By Prior Beharry
THE Telecommunications Authority of Trinidad and Tobago (TSTT) changes its tune and admits to losing data in a cyber attack on October 9, 2023.
In a release on Friday, it stated that 6GB or less than 1% of the petabytes of the company’s data was accessed. However, it noted that the majority of its customers were not accessed and no passwords were compromised.
It stated, “Although the published material was easily accessible, the corroboration process was time-consuming because it required cross-referencing data across multiple extensive databases to verify sources.
“With the support of our cyber security consultants, the company has determined that the data released contains largely identifying information, and TSTT apologises to those customers whose information was accessed by these cyber terrorists.“While the company is still scrutinising the data, the 6GB accessed represents less than 1% of the petabytes of data the company produces and stores.
“Moreover, it represents information of a small subset of TSTT’s customer base. A single customer could generate hundreds or thousands of records of non-critical, non-sensitive transactions.
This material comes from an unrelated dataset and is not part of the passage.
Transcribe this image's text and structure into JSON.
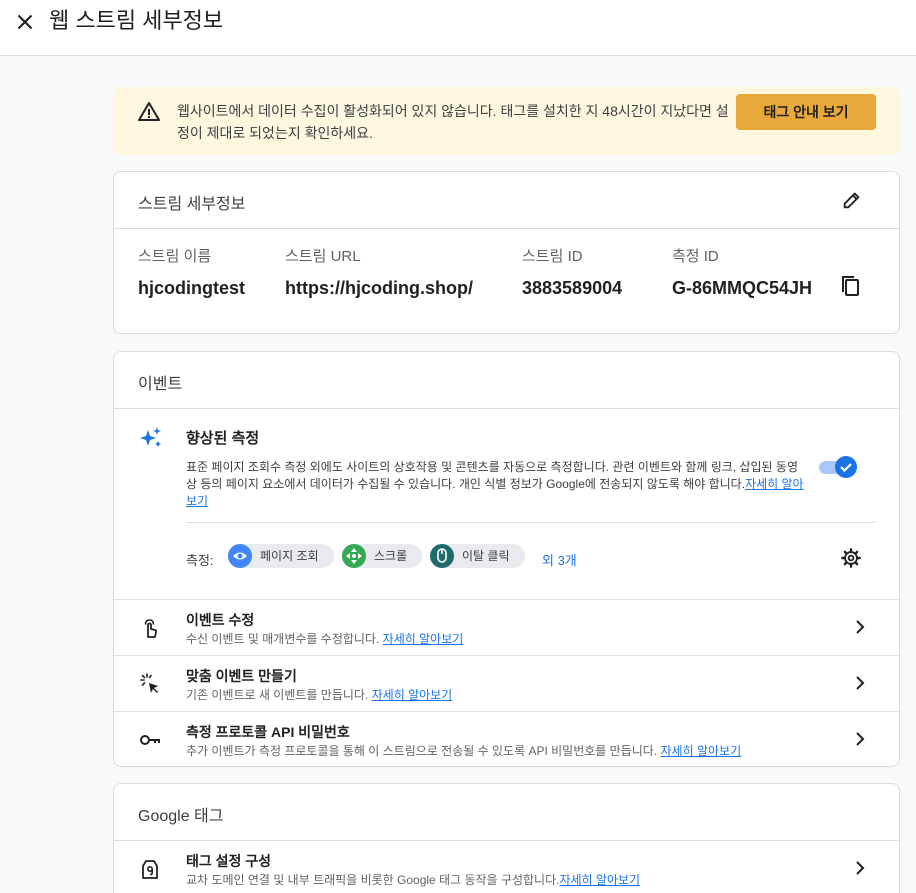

The majority of TSTT’s customers’ information was not accessed.”
It stated, “It was also determined that some of the data was accessed from a legacy system, which is no longer utilised by TSTT but which contains data that is, in many instances, no longer valid.
“This data is kept to ensure TSTT is compliant with relevant laws as it relates to retention of customer information.”
But, in a release on October 30, it had stated, “There was no loss or compromise of customer data, i.e, no data was deleted from TSTT’s databases or manipulated.
“At this time, the company has not corroborated data currently in the public domain purported to be TSTT’s customer information, and it should be noted that the various TSTT platforms generate terabytes of data.”
In its latest release, it stated, “TSTT’s investigation has found that no customer passwords or credentials were accessed.
“Due to the nature of the data accessed, internal and external security analysts have advised that there is no elevated risk of fraudulent activity for the group of customers impacted.
“Some of the information can already be easily accessed via the telephone directory’s white pages. However, TSTT reminds all customers to be vigilant and alert to potential scams and fraudulent activity and report them where necessary.”
TSTT stated that information in the public domain of the publication of personal information were inaccurate and invalid.
It stated that credit card information, customer passwords, approvals for housing and shipping documents were not stored in its databases.
TSTT stated that its data centre (TIA 942-B, Rated 3, SOC-2, DCOS Maturity Level 3 and ISO) was the most secured, resilient and reliable data centre in Trinidad and Tobago, the Caribbean and ranked highly in the Latin American region.
It stated, “TSTT categorically refutes claims that its data centre was breached and therefore any claims of our corporate client data or credentials being accessed as a result of an alleged breach of our data centre is totally inaccurate, ill-informed and mischievous.
“We strongly urge responsible parties to exercise utmost caution and responsibility when publishing and disseminating information.
“Due to the sensitive nature of this, it is imperative to verify and obtain information from credible and expert sources, as inaccurate and misleading reports can misinform and potentially damage public trust and also harm our company.
“This is why TSTT is taking meticulous steps to thoroughly verify all information.
“We also urge members of the public to exercise discernment in the information they consume, ensuring they receive it from credible and reputable sources to make well-informed decisions.”